Your telephone is not an antenna on a cell system. I could have been more explicit by saying "the antenna on a cell system tower", but I assumed most people would know what I was talking about when I referred to plural antennas.
You cell phone is half the connection, and while it is approximately omnidirectional, the antennas at the other, higher power transmitter end, are not.
Maybe the donut is flattened on one axis, but we all know that there aren't tens of thousands of antenna on the tower, each one mounted on independent gimbals, tracking each user.
You missed the critical word "phased". Please refer to here, here, or here for more info. Suffice to say, your hyperbole that one would need tens of thousands of antennas on gimbals to provide directional access to multiple users is quite hilarious.

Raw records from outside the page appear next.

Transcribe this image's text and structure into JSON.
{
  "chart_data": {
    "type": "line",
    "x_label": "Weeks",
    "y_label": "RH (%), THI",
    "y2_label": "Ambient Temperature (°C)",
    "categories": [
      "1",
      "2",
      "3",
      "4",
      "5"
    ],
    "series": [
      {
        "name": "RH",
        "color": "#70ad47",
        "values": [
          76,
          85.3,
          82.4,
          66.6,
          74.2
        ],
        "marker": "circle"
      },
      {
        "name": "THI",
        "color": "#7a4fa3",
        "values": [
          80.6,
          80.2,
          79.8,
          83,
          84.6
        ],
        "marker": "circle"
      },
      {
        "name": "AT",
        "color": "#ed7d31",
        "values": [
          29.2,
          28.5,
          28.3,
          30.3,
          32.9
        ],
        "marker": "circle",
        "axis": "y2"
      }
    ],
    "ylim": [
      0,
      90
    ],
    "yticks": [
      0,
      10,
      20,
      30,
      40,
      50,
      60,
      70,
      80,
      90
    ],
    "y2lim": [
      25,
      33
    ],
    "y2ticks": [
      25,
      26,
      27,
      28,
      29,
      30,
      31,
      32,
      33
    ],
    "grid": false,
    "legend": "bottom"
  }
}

Your low powered transmitter on your handheld device is not going to be a source of interference to anyone. First, it's low powered. Second, it transmits on the handset side of the frequencies, so even of you are standing next to another cell phone it won't be received by that phone, which is receiving on the tower frequencies. Third, a major design criterion of the cell system is the reuse of frequencies and the allocation of a specific set to cover a certain area. If a StingRay comes to town, it will use a different set of frequencies. It isn't trying to overpower another cell on the same frequencies, it is using its own set at higher power. The phones preferentially connect to the higher power signal. Why? Because it is more likely they can use lower power to communicate and thus save battery life.